Z = 8.94, far above 2.58. This strategy genuinely outperforms random.

Meanwhile MR’s SOL LONG (3 trades, 100%):

1
Z = (1.0 - 0.5) / √(0.5 × 0.5 / 3) = 1.73

Z = 1.73, doesn’t even reach 95% confidence. Statistics says: this could just be luck.

Our Current Process

After this experience, every new strategy must pass three validations before going live:

  1. Minimum trade count: at least 20 trades in backtesting
  2. OOS validation: IS and OOS win rate gap under 10%
  3. Z-score test: Z > 1.96

Fail any one = no deployment.

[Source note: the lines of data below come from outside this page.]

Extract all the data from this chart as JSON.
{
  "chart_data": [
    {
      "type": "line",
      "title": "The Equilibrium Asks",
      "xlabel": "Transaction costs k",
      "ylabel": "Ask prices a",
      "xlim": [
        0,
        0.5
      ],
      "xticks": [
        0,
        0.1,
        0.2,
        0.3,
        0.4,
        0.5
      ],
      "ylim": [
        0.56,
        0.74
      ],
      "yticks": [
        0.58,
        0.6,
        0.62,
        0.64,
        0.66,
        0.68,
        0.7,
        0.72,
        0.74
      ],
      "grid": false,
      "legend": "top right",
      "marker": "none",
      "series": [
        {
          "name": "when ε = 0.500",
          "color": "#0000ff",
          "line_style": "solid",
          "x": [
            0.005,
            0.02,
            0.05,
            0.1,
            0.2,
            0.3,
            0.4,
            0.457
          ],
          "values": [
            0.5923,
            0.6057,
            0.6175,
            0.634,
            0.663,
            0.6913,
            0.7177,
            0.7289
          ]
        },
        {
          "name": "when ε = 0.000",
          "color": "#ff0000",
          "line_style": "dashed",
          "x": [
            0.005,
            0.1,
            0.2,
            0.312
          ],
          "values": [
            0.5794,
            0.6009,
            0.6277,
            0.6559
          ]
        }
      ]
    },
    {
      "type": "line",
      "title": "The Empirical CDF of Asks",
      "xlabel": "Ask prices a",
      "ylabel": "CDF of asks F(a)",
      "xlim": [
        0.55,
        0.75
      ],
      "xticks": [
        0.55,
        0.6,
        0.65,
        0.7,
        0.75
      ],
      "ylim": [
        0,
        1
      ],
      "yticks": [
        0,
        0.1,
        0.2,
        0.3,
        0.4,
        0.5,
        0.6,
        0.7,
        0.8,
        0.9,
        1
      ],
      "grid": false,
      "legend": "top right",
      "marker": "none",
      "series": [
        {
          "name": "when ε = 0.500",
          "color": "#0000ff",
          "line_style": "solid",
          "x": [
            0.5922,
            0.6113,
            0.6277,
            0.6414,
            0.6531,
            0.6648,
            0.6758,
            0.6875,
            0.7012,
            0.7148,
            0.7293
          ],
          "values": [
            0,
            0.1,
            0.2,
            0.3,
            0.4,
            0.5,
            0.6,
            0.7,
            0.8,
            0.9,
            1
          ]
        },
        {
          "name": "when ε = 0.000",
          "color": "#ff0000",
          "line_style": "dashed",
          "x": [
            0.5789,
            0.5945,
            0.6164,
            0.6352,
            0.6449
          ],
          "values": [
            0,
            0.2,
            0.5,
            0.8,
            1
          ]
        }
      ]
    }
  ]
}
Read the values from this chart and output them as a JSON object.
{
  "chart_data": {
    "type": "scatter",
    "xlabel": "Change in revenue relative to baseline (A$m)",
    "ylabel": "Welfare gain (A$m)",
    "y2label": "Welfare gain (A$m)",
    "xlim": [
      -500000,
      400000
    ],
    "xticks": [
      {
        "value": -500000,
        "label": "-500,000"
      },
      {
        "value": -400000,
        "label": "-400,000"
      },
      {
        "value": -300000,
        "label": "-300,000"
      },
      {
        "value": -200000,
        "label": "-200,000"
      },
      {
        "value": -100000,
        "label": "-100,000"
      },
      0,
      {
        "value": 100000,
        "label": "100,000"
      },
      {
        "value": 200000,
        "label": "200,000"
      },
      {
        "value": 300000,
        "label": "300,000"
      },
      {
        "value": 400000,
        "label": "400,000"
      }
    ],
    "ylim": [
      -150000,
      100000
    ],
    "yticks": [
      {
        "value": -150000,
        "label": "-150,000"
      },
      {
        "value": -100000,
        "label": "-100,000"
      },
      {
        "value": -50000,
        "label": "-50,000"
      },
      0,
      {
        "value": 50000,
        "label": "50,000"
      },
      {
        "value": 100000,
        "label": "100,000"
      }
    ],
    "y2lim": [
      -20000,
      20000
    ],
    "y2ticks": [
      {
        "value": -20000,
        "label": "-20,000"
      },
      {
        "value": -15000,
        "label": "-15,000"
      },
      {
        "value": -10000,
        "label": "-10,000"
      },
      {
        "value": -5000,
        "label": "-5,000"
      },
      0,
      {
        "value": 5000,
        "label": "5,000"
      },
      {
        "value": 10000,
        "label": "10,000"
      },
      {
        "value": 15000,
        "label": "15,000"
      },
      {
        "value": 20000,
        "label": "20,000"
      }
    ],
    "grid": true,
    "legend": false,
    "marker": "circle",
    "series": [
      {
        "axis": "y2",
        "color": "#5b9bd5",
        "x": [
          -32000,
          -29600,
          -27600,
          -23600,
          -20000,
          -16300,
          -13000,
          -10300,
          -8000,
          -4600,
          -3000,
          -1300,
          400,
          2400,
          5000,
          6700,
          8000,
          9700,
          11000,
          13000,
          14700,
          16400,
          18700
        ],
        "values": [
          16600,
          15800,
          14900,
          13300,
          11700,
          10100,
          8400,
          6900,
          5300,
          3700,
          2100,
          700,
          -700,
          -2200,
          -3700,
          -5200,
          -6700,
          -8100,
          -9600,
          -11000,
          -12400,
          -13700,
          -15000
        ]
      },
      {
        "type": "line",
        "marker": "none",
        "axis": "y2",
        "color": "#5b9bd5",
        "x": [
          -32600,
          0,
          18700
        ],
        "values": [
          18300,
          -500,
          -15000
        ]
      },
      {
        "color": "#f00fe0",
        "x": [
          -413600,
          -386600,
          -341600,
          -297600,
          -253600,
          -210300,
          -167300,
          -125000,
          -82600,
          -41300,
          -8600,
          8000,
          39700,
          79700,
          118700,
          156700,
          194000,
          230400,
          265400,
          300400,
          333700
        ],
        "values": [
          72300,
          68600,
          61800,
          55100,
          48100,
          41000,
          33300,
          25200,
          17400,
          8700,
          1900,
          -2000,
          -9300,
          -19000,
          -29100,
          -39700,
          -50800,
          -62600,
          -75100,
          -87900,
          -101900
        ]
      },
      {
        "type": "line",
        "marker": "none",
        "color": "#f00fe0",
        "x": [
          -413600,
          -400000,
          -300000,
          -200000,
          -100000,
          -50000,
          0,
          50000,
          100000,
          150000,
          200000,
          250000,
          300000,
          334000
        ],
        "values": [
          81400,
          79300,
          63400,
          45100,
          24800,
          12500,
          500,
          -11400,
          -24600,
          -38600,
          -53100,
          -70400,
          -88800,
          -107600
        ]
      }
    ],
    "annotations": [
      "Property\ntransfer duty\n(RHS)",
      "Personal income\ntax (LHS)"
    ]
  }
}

No exceptions.

Current strategy standings:

StrategyTradesWin RateZ-scoreStatus
Pipeline41472%8.94✅ Primary
BB Squeeze8256%1.09⚠️ Supporting
MACD Div4533%-2.28⚠️ Select pairs only
Mean Reversion5325%-3.64❌ Only 2 pairs

Pipeline is the only strategy with robust validation. The others need more data to build confidence.

Takeaway

If your backtest shows 100% win rate, assume it’s fake until OOS validation proves otherwise.

Small-sample backtest results are the most dangerous trap in trading system development. They create an illusion: this strategy is flawless. But flawless strategies don’t exist — flawless backtests are usually just overfitting.

Backtesting is a tool for eliminating bad strategies, not for proving good ones. A strategy that passes OOS validation might not make money, but one that fails definitely will disappoint you in live trading.